The Stout Street Health Center is poised to get some company.
The Colorado Coalition for the Homeless, which completed the healthcare facility at 2130 Stout St. in 2014, now is planning a nine-story project across the alley from it on what is currently a parking lot at 2175 California St.
Plans call for the second and third floor of the structure to be a “recuperative care” facility, with 75 beds. The fourth through ninth floors will have 98 income-restricted apartments, about half of them for those earning up to 30 percent of the area median income.
Coalition President and CEO John Parvensky, who has led the organization for 35 years, said the recuperative care beds are an attempt to address a common scenario. A homeless person goes to the hospital and receives treatment, but then “because of their homeless status, they cannot safely be discharged to the streets or even a shelter” because some amount of ongoing care is needed.
That ongoing care could be that the individual needs to be on oxygen, or simply that they need a daily wound check.
“More and more of the shelters are being asked to take people that they don’t have the capacity to provide adequate medical oversight,” Parvensky said.
The idea with the recuperative beds is to allow those individuals to leave the hospital for a place that can still provide care, and also work to ensure they have access to health care in the future.
The second floor of the building will have 50 beds, intended for individuals staying 30 to 45 days. The 25 beds on the third floor will be for those who might stay longer than 45 days.

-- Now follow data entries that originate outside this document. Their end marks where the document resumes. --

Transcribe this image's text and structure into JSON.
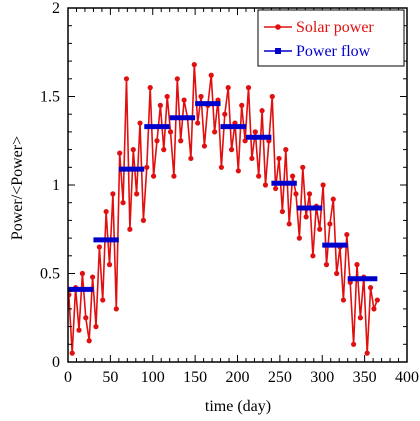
{
  "chart_data": {
    "type": "line",
    "xlabel": "time (day)",
    "ylabel": "Power/<Power>",
    "xlim": [
      0,
      400
    ],
    "ylim": [
      0,
      2
    ],
    "x_ticks": [
      "0",
      "50",
      "100",
      "150",
      "200",
      "250",
      "300",
      "350",
      "400"
    ],
    "y_ticks": [
      "0",
      "0.5",
      "1",
      "1.5",
      "2"
    ],
    "grid": false,
    "legend_position": "top-right",
    "series": [
      {
        "name": "Solar power",
        "color": "#e01010",
        "marker": "circle",
        "style": "line-with-markers",
        "x": [
          1,
          5,
          9,
          13,
          17,
          21,
          25,
          29,
          33,
          37,
          41,
          45,
          49,
          53,
          57,
          61,
          65,
          69,
          73,
          77,
          81,
          85,
          89,
          93,
          97,
          101,
          105,
          109,
          113,
          117,
          121,
          125,
          129,
          133,
          137,
          141,
          145,
          149,
          153,
          157,
          161,
          165,
          169,
          173,
          177,
          181,
          185,
          189,
          193,
          197,
          201,
          205,
          209,
          213,
          217,
          221,
          225,
          229,
          233,
          237,
          241,
          245,
          249,
          253,
          257,
          261,
          265,
          269,
          273,
          277,
          281,
          285,
          289,
          293,
          297,
          301,
          305,
          309,
          313,
          317,
          321,
          325,
          329,
          333,
          337,
          341,
          345,
          349,
          353,
          357,
          361,
          365
        ],
        "y": [
          0.38,
          0.05,
          0.42,
          0.18,
          0.5,
          0.25,
          0.12,
          0.48,
          0.2,
          0.65,
          0.35,
          0.85,
          0.55,
          0.95,
          0.3,
          1.18,
          0.9,
          1.6,
          0.75,
          1.2,
          0.95,
          1.35,
          0.8,
          1.1,
          1.55,
          1.05,
          1.25,
          1.45,
          1.2,
          1.5,
          1.3,
          1.05,
          1.6,
          1.25,
          1.48,
          1.38,
          1.15,
          1.68,
          1.35,
          1.5,
          1.22,
          1.45,
          1.62,
          1.3,
          1.48,
          1.1,
          1.4,
          1.55,
          1.2,
          1.35,
          1.08,
          1.45,
          1.25,
          1.55,
          1.15,
          1.3,
          1.05,
          1.42,
          1.0,
          1.25,
          1.5,
          0.98,
          1.15,
          0.85,
          1.2,
          0.78,
          1.05,
          0.95,
          0.7,
          1.1,
          0.82,
          0.95,
          0.6,
          0.88,
          0.75,
          1.0,
          0.55,
          0.78,
          0.92,
          0.5,
          0.65,
          0.35,
          0.72,
          0.45,
          0.1,
          0.55,
          0.25,
          0.48,
          0.05,
          0.42,
          0.3,
          0.35
        ]
      },
      {
        "name": "Power flow",
        "color": "#0000cc",
        "marker": "square",
        "style": "step-segments",
        "segments": [
          {
            "x0": 0,
            "x1": 30,
            "y": 0.41
          },
          {
            "x0": 30,
            "x1": 60,
            "y": 0.69
          },
          {
            "x0": 60,
            "x1": 90,
            "y": 1.09
          },
          {
            "x0": 90,
            "x1": 120,
            "y": 1.33
          },
          {
            "x0": 120,
            "x1": 150,
            "y": 1.38
          },
          {
            "x0": 150,
            "x1": 180,
            "y": 1.46
          },
          {
            "x0": 180,
            "x1": 210,
            "y": 1.33
          },
          {
            "x0": 210,
            "x1": 240,
            "y": 1.27
          },
          {
            "x0": 240,
            "x1": 270,
            "y": 1.01
          },
          {
            "x0": 270,
            "x1": 300,
            "y": 0.87
          },
          {
            "x0": 300,
            "x1": 330,
            "y": 0.66
          },
          {
            "x0": 330,
            "x1": 365,
            "y": 0.47
          }
        ]
      }
    ]
  }
}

The proposed structure goes before the Downtown Design Advisory Board for a second time this week.
The 2175 California St. parcel, which the coalition owns, is 0.43 acres. Parvensky said the placement of the project by the Stout Street Health Center, which also has housing above its clinic space, was intentional.
“Last year we served about 10,000 unique patients there,” he said.
Parvensky said nailing down financing for the California Street project was a challenge. The structure will ultimately have three owners, he said, because three different financing mechanisms are being used: low-income housing tax credits, private activity bonds and new markets tax credits.
“Putting all three of those pieces together, it’s not for the faint of heart,” he said.
Parvensky said he knows there is some concern about the amount of services and facilities in Arapahoe Square intended for low-income and homeless individuals, but design-wise, “most people will pass by it and think it’s one of the new residential projects in the neighborhood.”
In addition to the Stout Street Health Center, the coalition also completed Renaissance Downtown Lofts in 2018 at 2075 North Broadway, a short distance away. Parvensky said he’s also glad to see that hundreds of market-rate apartments have been completed within two blocks of both projects in recent years.
Parvensky said the nonprofit hopes to break ground on the California Street project by the end of the year, and expects it will take 18 months to build. Christopher Carvell Architects drew up the project plans.